I didn’t find any job to apply for so I decided to apply for education instead. That’s where Helsinki Design School and graphic design comes in. I got in the second time. One of the reasons were the assignments. I also wanted to learn more about graphic design. I’m really satisfied to be in this education. It’s a school I really like waking up early for. Even though it isn’t cheap but we only have to be in school twice a month. The problem is that you don’t get to know your classmate as closely as when you meet every day of the week. Unless you’re really social and make friends easily. The pros who educate us are really encouraging.
On a personal note. I found out I have 2 cousins from my father’s side. I always thought I had only one. We don’t keep in touch with relatives because they don’t keep in touch with us. I also got to meet my aunt who I hadn’t met in years for different reasons. If my mother would only be alive to know about all this. It’s nice to know I’m not completely alone.

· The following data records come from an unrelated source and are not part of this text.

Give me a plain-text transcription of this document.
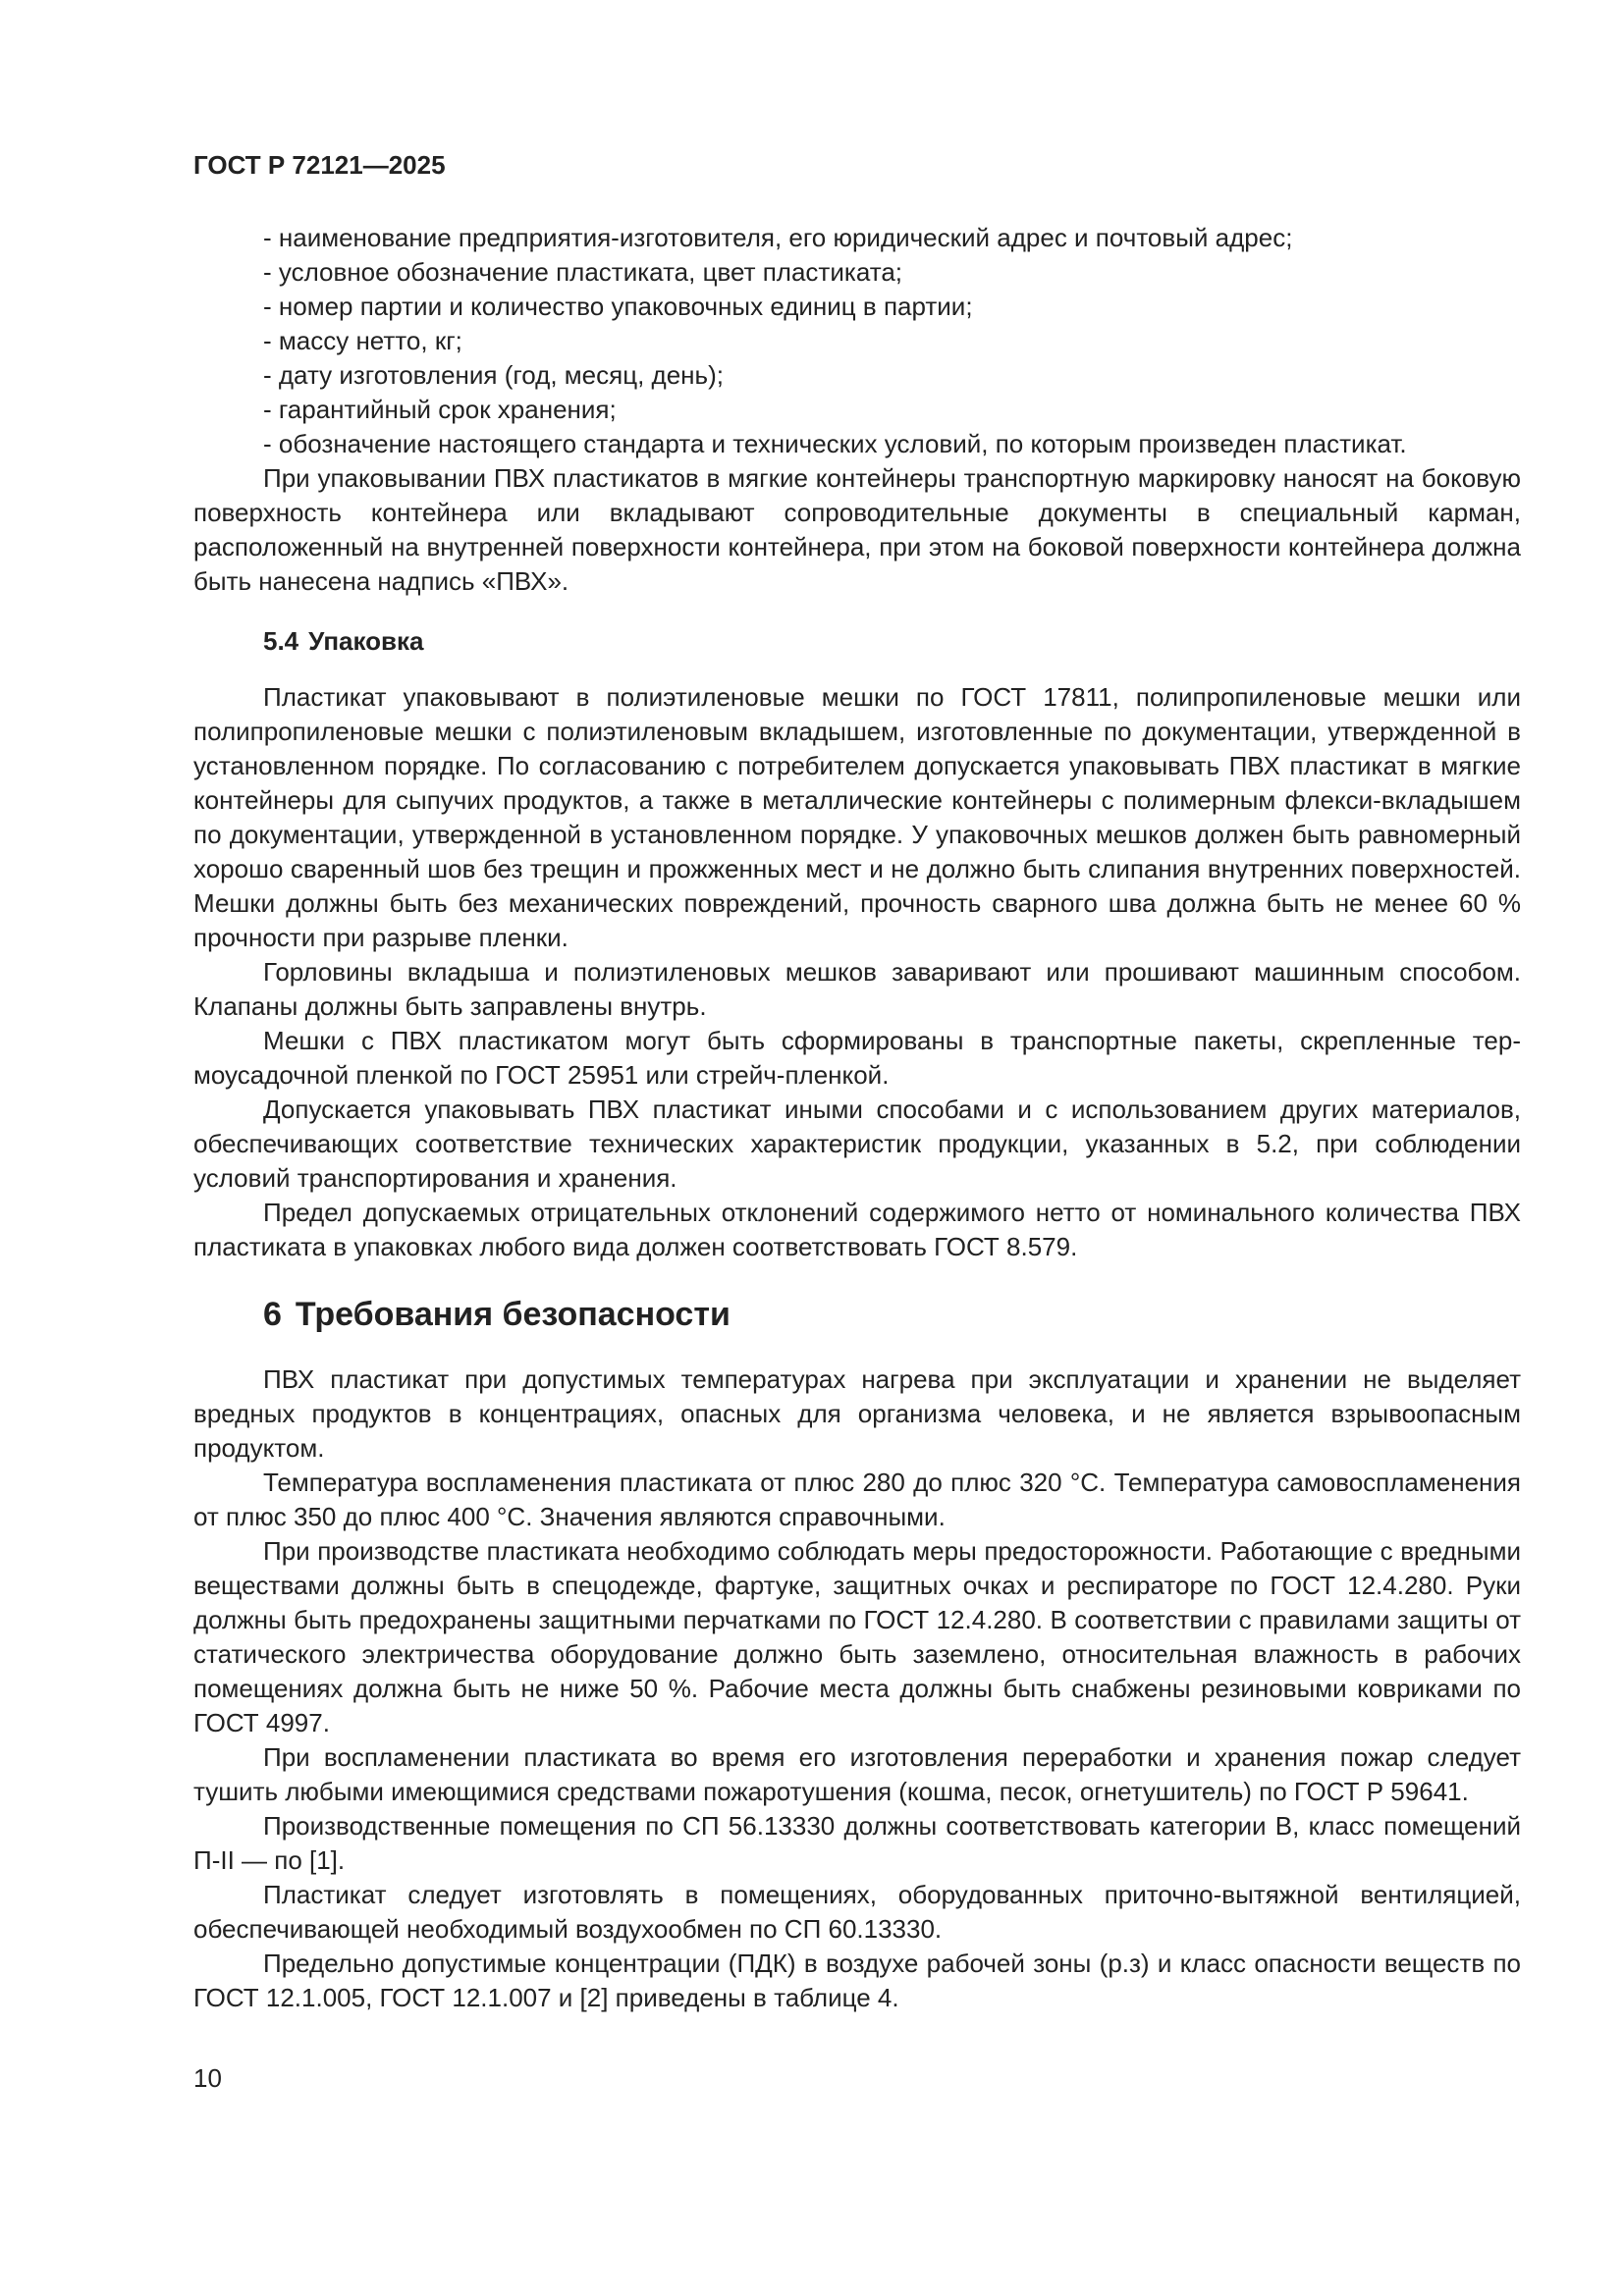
ГОСТ Р 72121—2025

- наименование предприятия-изготовителя, его юридический адрес и почтовый адрес;
- условное обозначение пластиката, цвет пластиката;
- номер партии и количество упаковочных единиц в партии;
- массу нетто, кг;
- дату изготовления (год, месяц, день);
- гарантийный срок хранения;
- обозначение настоящего стандарта и технических условий, по которым произведен пластикат.

При упаковывании ПВХ пластикатов в мягкие контейнеры транспортную маркировку наносят на боковую поверхность контейнера или вкладывают сопроводительные документы в специальный карман, расположенный на внутренней поверхности контейнера, при этом на боковой поверхности контейнера должна быть нанесена надпись «ПВХ».

5.4 Упаковка

Пластикат упаковывают в полиэтиленовые мешки по ГОСТ 17811, полипропиленовые мешки или полипропиленовые мешки с полиэтиленовым вкладышем, изготовленные по документации, утвержденной в установленном порядке. По согласованию с потребителем допускается упаковывать ПВХ пластикат в мягкие контейнеры для сыпучих продуктов, а также в металлические контейнеры с полимерным флекси-вкладышем по документации, утвержденной в установленном порядке. У упаковочных мешков должен быть равномерный хорошо сваренный шов без трещин и прожженных мест и не должно быть слипания внутренних поверхностей. Мешки должны быть без механических повреждений, прочность сварного шва должна быть не менее 60 % прочности при разрыве пленки.

Горловины вкладыша и полиэтиленовых мешков заваривают или прошивают машинным способом. Клапаны должны быть заправлены внутрь.

Мешки с ПВХ пластикатом могут быть сформированы в транспортные пакеты, скрепленные термоусадочной пленкой по ГОСТ 25951 или стрейч-пленкой.

Допускается упаковывать ПВХ пластикат иными способами и с использованием других материалов, обеспечивающих соответствие технических характеристик продукции, указанных в 5.2, при соблюдении условий транспортирования и хранения.

Предел допускаемых отрицательных отклонений содержимого нетто от номинального количества ПВХ пластиката в упаковках любого вида должен соответствовать ГОСТ 8.579.

6 Требования безопасности

ПВХ пластикат при допустимых температурах нагрева при эксплуатации и хранении не выделяет вредных продуктов в концентрациях, опасных для организма человека, и не является взрывоопасным продуктом.

Температура воспламенения пластиката от плюс 280 до плюс 320 °С. Температура самовоспламенения от плюс 350 до плюс 400 °С. Значения являются справочными.

При производстве пластиката необходимо соблюдать меры предосторожности. Работающие с вредными веществами должны быть в спецодежде, фартуке, защитных очках и респираторе по ГОСТ 12.4.280. Руки должны быть предохранены защитными перчатками по ГОСТ 12.4.280. В соответствии с правилами защиты от статического электричества оборудование должно быть заземлено, относительная влажность в рабочих помещениях должна быть не ниже 50 %. Рабочие места должны быть снабжены резиновыми ковриками по ГОСТ 4997.

При воспламенении пластиката во время его изготовления переработки и хранения пожар следует тушить любыми имеющимися средствами пожаротушения (кошма, песок, огнетушитель) по ГОСТ Р 59641.

Производственные помещения по СП 56.13330 должны соответствовать категории В, класс помещений П-II — по [1].

Пластикат следует изготовлять в помещениях, оборудованных приточно-вытяжной вентиляцией, обеспечивающей необходимый воздухообмен по СП 60.13330.

Предельно допустимые концентрации (ПДК) в воздухе рабочей зоны (р.з) и класс опасности веществ по ГОСТ 12.1.005, ГОСТ 12.1.007 и [2] приведены в таблице 4.

10
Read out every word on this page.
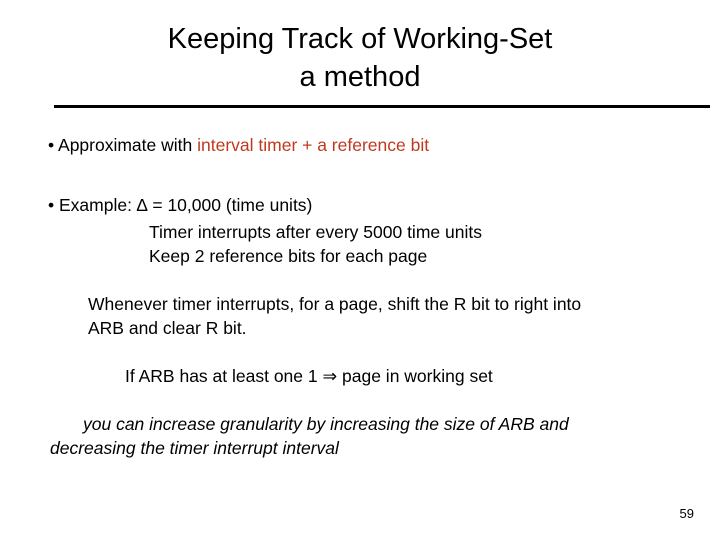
Keeping Track of Working-Set
a method
• Approximate with interval timer + a reference bit
• Example: ∆ = 10,000 (time units)
Timer interrupts after every 5000 time units
Keep 2 reference bits for each page
Whenever timer interrupts, for a page, shift the R bit to right into
ARB and clear R bit.
If ARB has at least one 1 ⇒ page in working set
you can increase granularity by increasing the size of ARB and
decreasing the timer interrupt interval
59
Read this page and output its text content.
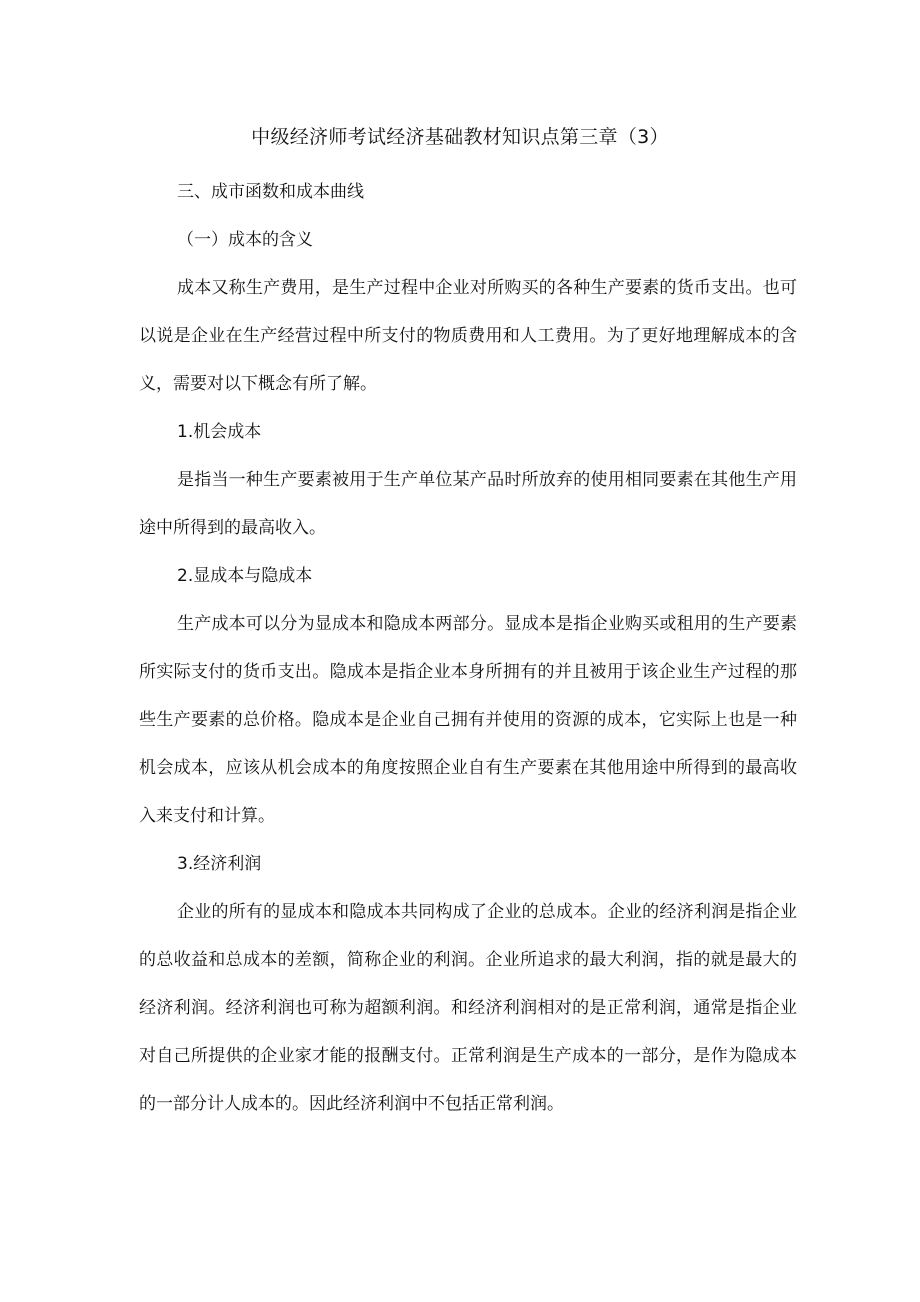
中级经济师考试经济基础教材知识点第三章（3）

三、成市函数和成本曲线

（一）成本的含义

成本又称生产费用，是生产过程中企业对所购买的各种生产要素的货币支出。也可以说是企业在生产经营过程中所支付的物质费用和人工费用。为了更好地理解成本的含义，需要对以下概念有所了解。

1.机会成本

是指当一种生产要素被用于生产单位某产品时所放弃的使用相同要素在其他生产用途中所得到的最高收入。

2.显成本与隐成本

生产成本可以分为显成本和隐成本两部分。显成本是指企业购买或租用的生产要素所实际支付的货币支出。隐成本是指企业本身所拥有的并且被用于该企业生产过程的那些生产要素的总价格。隐成本是企业自己拥有并使用的资源的成本，它实际上也是一种机会成本，应该从机会成本的角度按照企业自有生产要素在其他用途中所得到的最高收入来支付和计算。

3.经济利润

企业的所有的显成本和隐成本共同构成了企业的总成本。企业的经济利润是指企业的总收益和总成本的差额，简称企业的利润。企业所追求的最大利润，指的就是最大的经济利润。经济利润也可称为超额利润。和经济利润相对的是正常利润，通常是指企业对自己所提供的企业家才能的报酬支付。正常利润是生产成本的一部分，是作为隐成本的一部分计人成本的。因此经济利润中不包括正常利润。
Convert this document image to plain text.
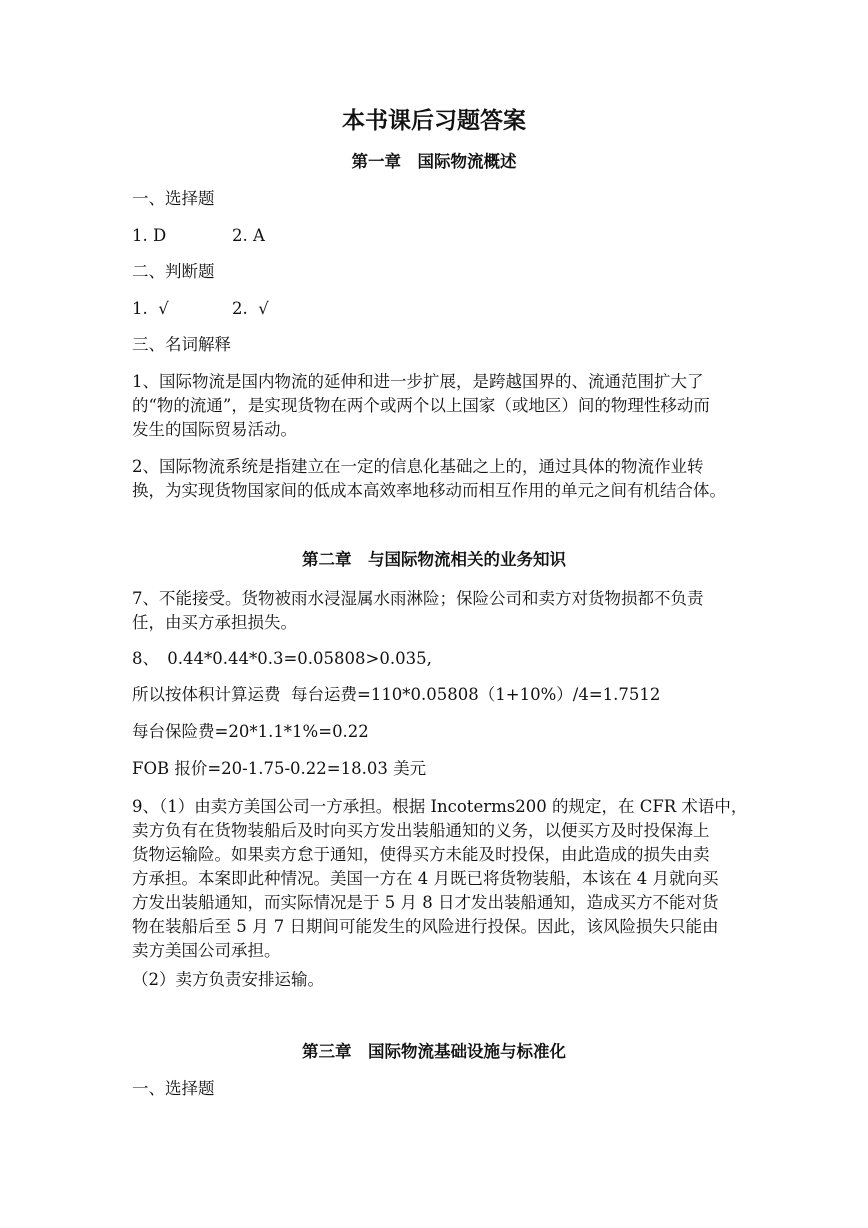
本书课后习题答案
第一章　国际物流概述
一、选择题
1. D	2. A
二、判断题
1.  √	2.  √
三、名词解释

1、国际物流是国内物流的延伸和进一步扩展，是跨越国界的、流通范围扩大了
的“物的流通”，是实现货物在两个或两个以上国家（或地区）间的物理性移动而
发生的国际贸易活动。

2、国际物流系统是指建立在一定的信息化基础之上的，通过具体的物流作业转
换，为实现货物国家间的低成本高效率地移动而相互作用的单元之间有机结合体。

第二章　与国际物流相关的业务知识

7、不能接受。货物被雨水浸湿属水雨淋险；保险公司和卖方对货物损都不负责
任，由买方承担损失。

8、　0.44*0.44*0.3=0.05808>0.035,
所以按体积计算运费  每台运费=110*0.05808（1+10%）/4=1.7512
每台保险费=20*1.1*1%=0.22
FOB 报价=20-1.75-0.22=18.03 美元

9、（1）由卖方美国公司一方承担。根据 Incoterms200 的规定，在 CFR 术语中，
卖方负有在货物装船后及时向买方发出装船通知的义务，以便买方及时投保海上
货物运输险。如果卖方怠于通知，使得买方未能及时投保，由此造成的损失由卖
方承担。本案即此种情况。美国一方在 4 月既已将货物装船，本该在 4 月就向买
方发出装船通知，而实际情况是于 5 月 8 日才发出装船通知，造成买方不能对货
物在装船后至 5 月 7 日期间可能发生的风险进行投保。因此，该风险损失只能由
卖方美国公司承担。

（2）卖方负责安排运输。
第三章　国际物流基础设施与标准化
一、选择题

So what have I really achieved this year that should be mentioned? Well, I haven’t had a soda all year. That should count for something. It started in January. It’s a month where you don’t drink alcohol for the whole month. Since I don’t drink it anyway, I did the same with soda. So no more Pepsi or Coca Cola. I wanted to test if I could resist temptation and I actually did. I haven’t had the need to drink soda at all. I think I’m gonna stick to this trend and my teeth will thank for it.
On blogging, I got new followers. I also got a domain to this blog. The Daily Post ended and this Ragtag Daily Prompt began. So that wraps my year. So how was yours?